Metadata-Version: 2.1
Name: rapidminer
Version: 9.10.0.0
Summary: Tools for running RapidMiner processes and managing RapidMiner repositories.
Home-page: https://github.com/rapidminer/python-rapidminer
Author: RapidMiner
License: AGPL
Description: # RapidMiner Python package
        
        This Python package allows you to interact with RapidMiner Studio and AI Hub. You can collaborate using the RapidMiner repository and leverage the scalable RapidMiner AI Hub infrastructure to run processes. This document shows examples on how to use the package. Additional notebook files provide more advanced examples. There is an API document for each classes: [Project](https://github.com/rapidminer/python-rapidminer/blob/9.10.0.0/docs/api/Project.md), [Studio](https://github.com/rapidminer/python-rapidminer/blob/9.10.0.0/docs/api/Studio.md), [Server](https://github.com/rapidminer/python-rapidminer/blob/9.10.0.0/docs/api/Server.md), [Connections](https://github.com/rapidminer/python-rapidminer/blob/9.10.0.0/docs/api/Connections.md), [Scoring](https://github.com/rapidminer/python-rapidminer/blob/9.10.0.0/docs/api/Scoring.md). You can find the [changelog for the package here](https://github.com/rapidminer/python-rapidminer/blob/9.10.0.0/CHANGES.md).
        
        ## Table of contents
        
        - [Requirements](#requirements)
        - [Known current limitations](#known-current-limitations)

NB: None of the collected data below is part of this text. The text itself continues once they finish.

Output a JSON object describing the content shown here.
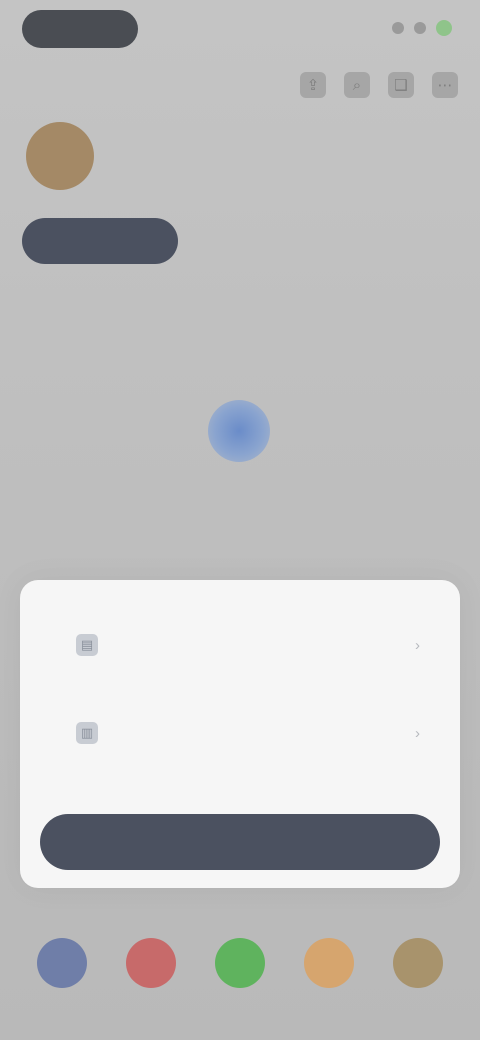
{
  "status_bar": {
    "time": "",
    "dots": [
      "signal",
      "wifi",
      "battery"
    ],
    "battery_color": "#8fc48a"
  },
  "toolbar": {
    "icons": [
      "share-icon",
      "search-icon",
      "bookmark-icon",
      "more-icon"
    ]
  },
  "profile": {
    "name": "",
    "subtitle": "",
    "avatar_color": "#a48966"
  },
  "actions": {
    "primary_label": "",
    "chip_one": "",
    "chip_two": ""
  },
  "meta": {
    "left": "",
    "right": ""
  },
  "empty_state": {
    "title": "",
    "icon_color": "#6a8cc9"
  },
  "sheet": {
    "rows": [
      {
        "title": "",
        "subtitle": "",
        "icon": "document-icon"
      },
      {
        "title": "",
        "subtitle": "",
        "icon": "folder-icon"
      }
    ],
    "button_label": ""
  },
  "dock": {
    "apps": [
      {
        "name": "app-one",
        "color": "#6f7ea8"
      },
      {
        "name": "app-two",
        "color": "#c76a6a"
      },
      {
        "name": "app-three",
        "color": "#5fb35e"
      },
      {
        "name": "app-four",
        "color": "#d6a56e"
      },
      {
        "name": "app-five",
        "color": "#a8936c"
      }
    ]
  },
  "colors": {
    "dark_accent": "#4b5160",
    "sheet_bg": "#f6f6f6",
    "backdrop": "#bdbdbd"
  }
}
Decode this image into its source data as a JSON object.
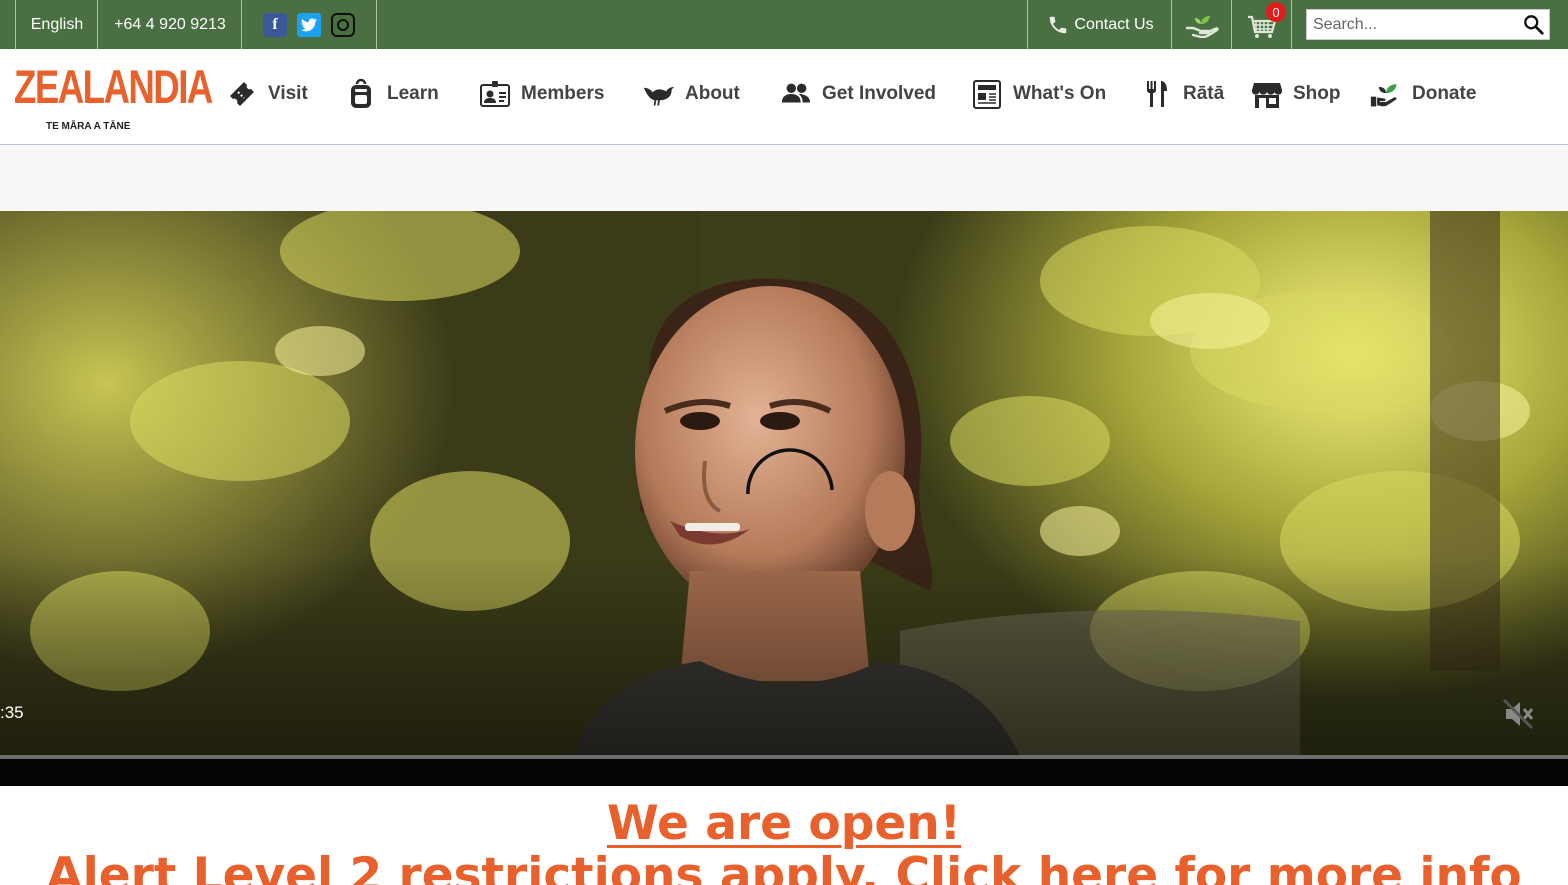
{
  "topbar": {
    "language": "English",
    "phone": "+64 4 920 9213",
    "social": [
      "facebook-icon",
      "twitter-icon",
      "instagram-icon"
    ],
    "contact_label": "Contact Us",
    "cart_count": "0",
    "search_placeholder": "Search..."
  },
  "brand": {
    "name": "ZEALANDIA",
    "tagline": "TE MĀRA A TĀNE",
    "color": "#e8612c"
  },
  "nav": {
    "items": [
      {
        "label": "Visit",
        "icon": "ticket-icon"
      },
      {
        "label": "Learn",
        "icon": "backpack-icon"
      },
      {
        "label": "Members",
        "icon": "member-card-icon"
      },
      {
        "label": "About",
        "icon": "bird-icon"
      },
      {
        "label": "Get Involved",
        "icon": "people-icon"
      },
      {
        "label": "What's On",
        "icon": "newspaper-icon"
      },
      {
        "label": "Rātā",
        "icon": "cutlery-icon"
      },
      {
        "label": "Shop",
        "icon": "store-icon"
      },
      {
        "label": "Donate",
        "icon": "donate-hand-icon"
      }
    ]
  },
  "video": {
    "time": ":35",
    "muted": true
  },
  "notice": {
    "line1": "We are open!",
    "line2": "Alert Level 2 restrictions apply. Click here for more info"
  },
  "colors": {
    "topbar": "#4a6f42",
    "accent": "#e8612c"
  }
}
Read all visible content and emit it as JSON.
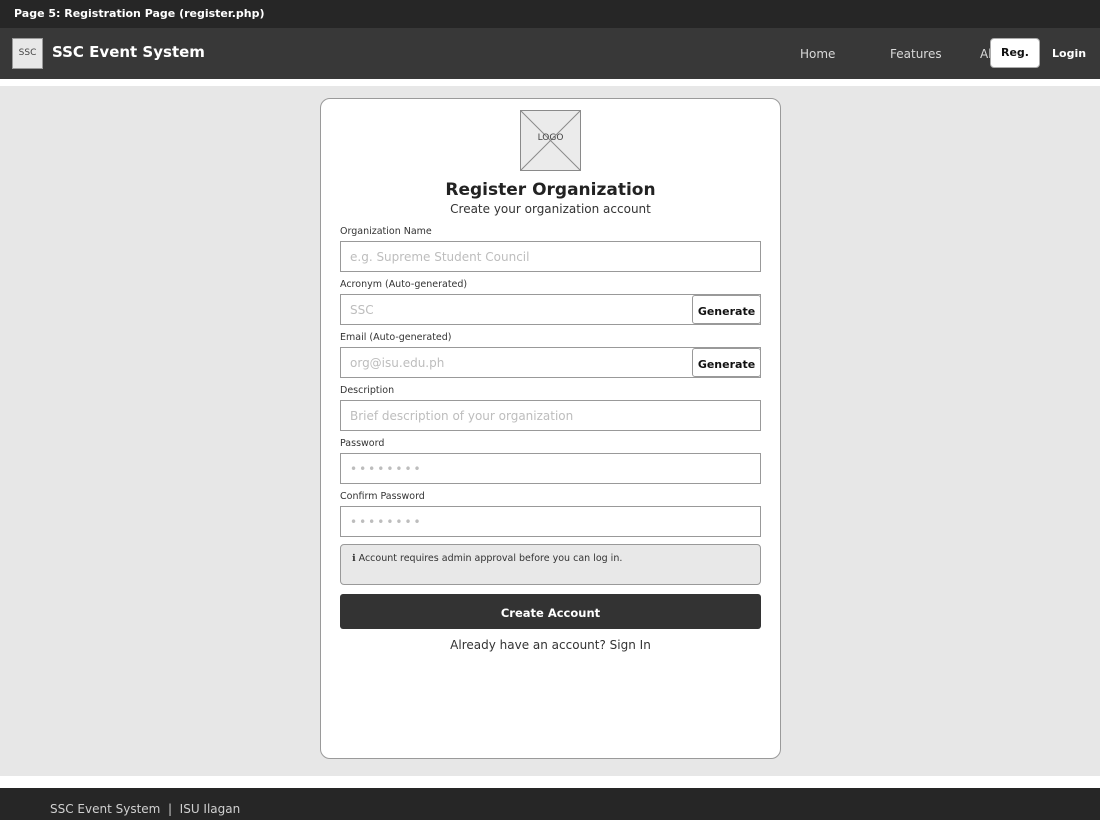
{
  "page_caption": "Page 5: Registration Page (register.php)",
  "navbar": {
    "logo_text": "SSC",
    "brand": "SSC Event System",
    "links": {
      "home": "Home",
      "features": "Features",
      "about": "About"
    },
    "register_button": "Reg.",
    "login_button": "Login"
  },
  "card": {
    "logo_placeholder": "LOGO",
    "title": "Register Organization",
    "subtitle": "Create your organization account",
    "fields": {
      "org_name": {
        "label": "Organization Name",
        "placeholder": "e.g. Supreme Student Council"
      },
      "acronym": {
        "label": "Acronym (Auto-generated)",
        "placeholder": "SSC",
        "button": "Generate"
      },
      "email": {
        "label": "Email (Auto-generated)",
        "placeholder": "org@isu.edu.ph",
        "button": "Generate"
      },
      "description": {
        "label": "Description",
        "placeholder": "Brief description of your organization"
      },
      "password": {
        "label": "Password",
        "placeholder": "••••••••"
      },
      "confirm_password": {
        "label": "Confirm Password",
        "placeholder": "••••••••"
      }
    },
    "notice": "ℹ Account requires admin approval before you can log in.",
    "create_button": "Create Account",
    "signin_prompt": "Already have an account? Sign In"
  },
  "footer": {
    "text": "SSC Event System  |  ISU Ilagan"
  }
}
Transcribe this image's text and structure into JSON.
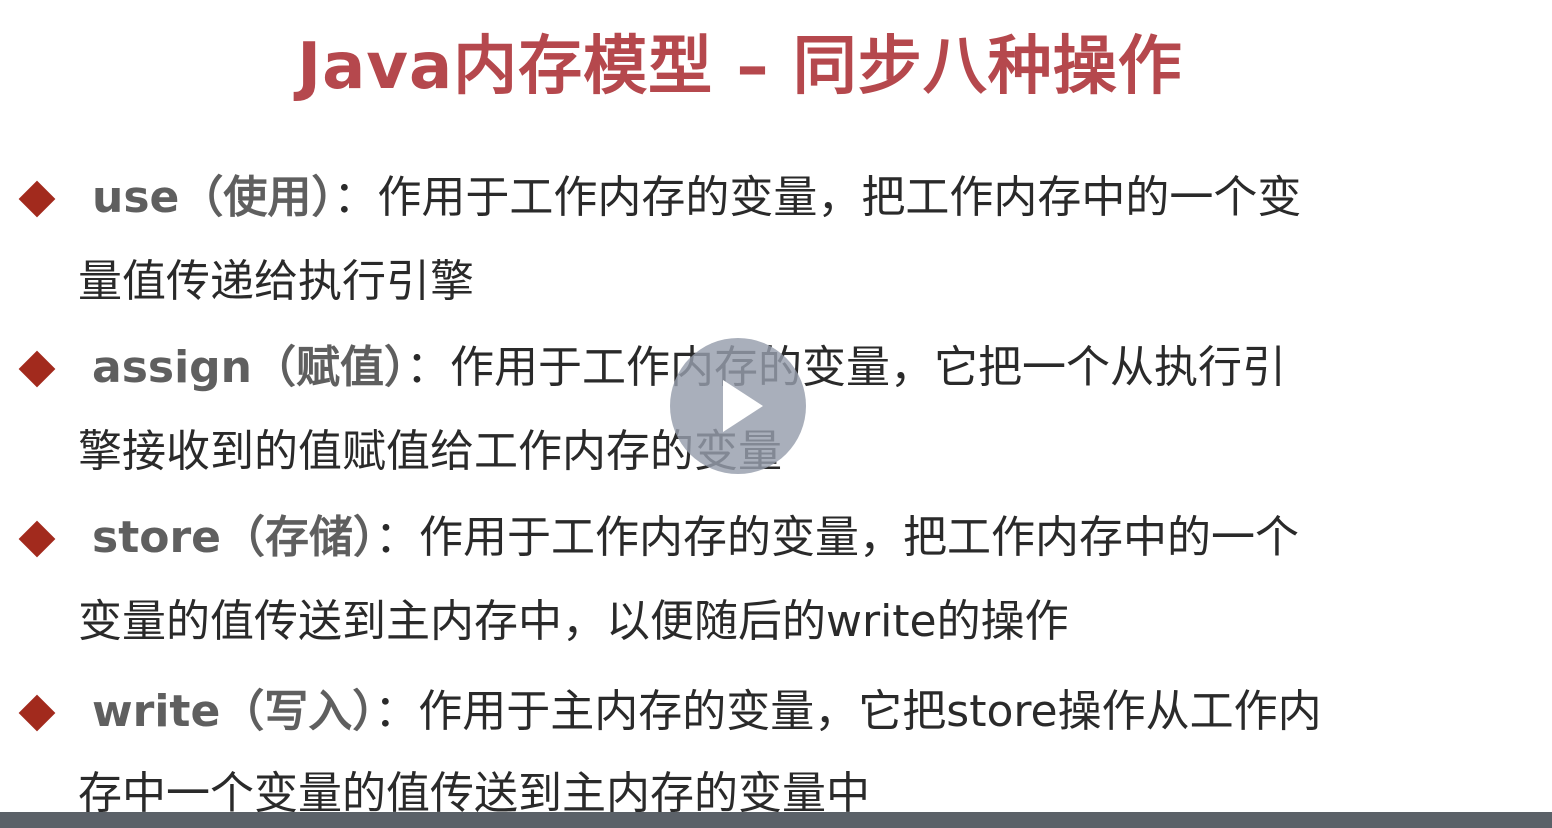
{
  "slide": {
    "title": "Java内存模型 – 同步八种操作",
    "items": [
      {
        "term": "use（使用）",
        "line1": "：作用于工作内存的变量，把工作内存中的一个变",
        "line2": "量值传递给执行引擎"
      },
      {
        "term": "assign（赋值）",
        "line1": "：作用于工作内存的变量，它把一个从执行引",
        "line2": "擎接收到的值赋值给工作内存的变量"
      },
      {
        "term": "store（存储）",
        "line1": "：作用于工作内存的变量，把工作内存中的一个",
        "line2": "变量的值传送到主内存中，以便随后的write的操作"
      },
      {
        "term": "write（写入）",
        "line1": "：作用于主内存的变量，它把store操作从工作内",
        "line2": "存中一个变量的值传送到主内存的变量中"
      }
    ]
  },
  "player": {
    "play_icon": "play-icon",
    "progress": 0
  },
  "colors": {
    "title": "#b5484d",
    "bullet": "#a22a1d",
    "body_text": "#2a2a2a",
    "term_text": "#5f5f5f",
    "control_bar": "#5b6168"
  }
}
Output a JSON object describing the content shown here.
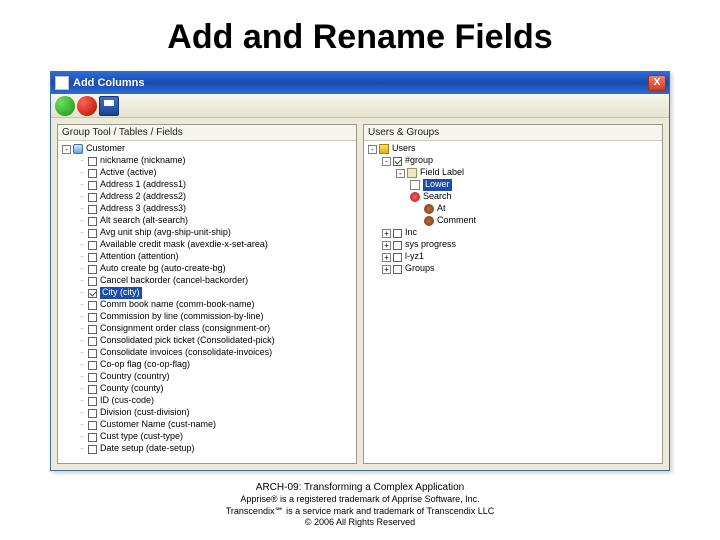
{
  "slide": {
    "title": "Add and Rename Fields"
  },
  "window": {
    "title": "Add Columns",
    "close": "X",
    "toolbar": {
      "accept": "accept",
      "cancel": "cancel",
      "save": "save"
    }
  },
  "left": {
    "header": "Group Tool / Tables / Fields",
    "root": "Customer",
    "fields": [
      {
        "label": "nickname (nickname)"
      },
      {
        "label": "Active (active)"
      },
      {
        "label": "Address 1 (address1)"
      },
      {
        "label": "Address 2 (address2)"
      },
      {
        "label": "Address 3 (address3)"
      },
      {
        "label": "Alt search (alt-search)"
      },
      {
        "label": "Avg unit ship (avg-ship-unit-ship)"
      },
      {
        "label": "Available credit mask (avexdie-x-set-area)"
      },
      {
        "label": "Attention (attention)"
      },
      {
        "label": "Auto create bg (auto-create-bg)"
      },
      {
        "label": "Cancel backorder (cancel-backorder)"
      },
      {
        "label": "City (city)",
        "checked": true,
        "highlight": true
      },
      {
        "label": "Comm book name (comm-book-name)"
      },
      {
        "label": "Commission by line (commission-by-line)"
      },
      {
        "label": "Consignment order class (consignment-or)"
      },
      {
        "label": "Consolidated pick ticket (Consolidated-pick)"
      },
      {
        "label": "Consolidate invoices (consolidate-invoices)"
      },
      {
        "label": "Co-op flag (co-op-flag)"
      },
      {
        "label": "Country (country)"
      },
      {
        "label": "County (county)"
      },
      {
        "label": "ID (cus-code)"
      },
      {
        "label": "Division (cust-division)"
      },
      {
        "label": "Customer Name (cust-name)"
      },
      {
        "label": "Cust type (cust-type)"
      },
      {
        "label": "Date setup (date-setup)"
      }
    ]
  },
  "right": {
    "header": "Users & Groups",
    "root": "Users",
    "groupNode": "#group",
    "fieldLabel": "Field Label",
    "selected": "Lower",
    "under": [
      {
        "label": "Search",
        "icon": "red"
      },
      {
        "label": "At",
        "indent": 1,
        "icon": "brown"
      },
      {
        "label": "Comment",
        "indent": 1,
        "icon": "brown"
      }
    ],
    "siblings": [
      {
        "label": "Inc"
      },
      {
        "label": "sys progress"
      },
      {
        "label": "l-yz1"
      },
      {
        "label": "Groups"
      }
    ]
  },
  "footer": {
    "l1": "ARCH-09: Transforming a Complex Application",
    "l2": "Apprise® is a registered trademark of Apprise Software, Inc.",
    "l3": "Transcendix℠ is a service mark and trademark of Transcendix LLC",
    "l4": "© 2006 All Rights Reserved"
  }
}
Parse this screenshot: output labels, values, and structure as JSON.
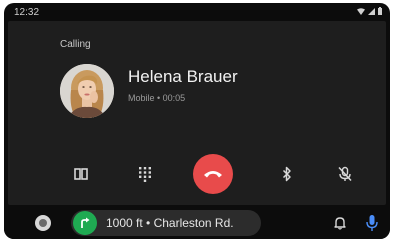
{
  "status_bar": {
    "time": "12:32"
  },
  "call": {
    "status_label": "Calling",
    "contact_name": "Helena Brauer",
    "detail": "Mobile • 00:05"
  },
  "controls": {
    "icons": [
      "dialpad-toggle-icon",
      "keypad-icon",
      "end-call-icon",
      "bluetooth-icon",
      "mute-mic-icon"
    ]
  },
  "navigation": {
    "instruction": "1000 ft • Charleston Rd."
  },
  "colors": {
    "end_call": "#e84b4b",
    "nav_turn": "#1faa52",
    "mic": "#4a8df8",
    "background": "#1e1e1e"
  }
}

        - [Overview](#requirements)
        - [Installation](#installation)
        - [Project](#project)
        - [Connections](#connections)
        - [Studio](#studio)
        - [Server](#server)
        - [Scoring](#scoring)
        
        ## Requirements
        
        * RapidMiner Studio *9.7.0* for Studio class
        * RapidMiner AI Hub *9.7.0* for Server class
        * Python Scripting extension *9.7.0* or later installed for both Studio and RapidMiner AI Hub, download it from the [Marketplace](https://marketplace.rapidminer.com/UpdateServer/faces/product_details.xhtml?productId=rmx_python_scripting)
        
        ## Known current limitations
        
        * Python version: 
          * Extensive tests were only carried out using *Python 3.7*, but earlier versions are expected to work as well.
          * Python 2 is not supported.
        * RapidMiner Studio and AI Hub processes guarantee reproducibility. That means you should always get the same result after a version update. The same feature *cannot be guaranteed* when using this Python library (the library depends on other libraries that are not in our control).
        * RapidMiner AI Hub with [SAML authentication](https://redirects.rapidminer.com/web/saml-authentication) is not supported.
        
        ## Overview
        
        Both Studio and Server classes provide a read and a write method for reading / writing data and other objects, and a run method to run processes. The method signatures are the same, with somewhat different extra parameters. To work with versioned projects, a feature that arrives with RapidMiner AI Hub 9.7.0, use the Project class that provides read and write methods to the data file format used in them.
        
        Studio class requires a local Studio installation and is suitable in the following cases:
        * Implementing certain data science steps in Python using your favorite IDE or notebook implementation. You may even use the resulting code afterwards in a RapidMiner process within an *Execute Python* operator.
        * You are using coding primarily, but you want to incorporate methods that are impemented in a RapidMiner process.
        * Creating batch tasks that also interact with the repository and / or run processes.
        
        Server class connects directly to a RapidMiner AI Hub instance without the need of a Studio installation. It is suitable in the following cases:
        * Collaborating with RapidMiner users, sharing data easily.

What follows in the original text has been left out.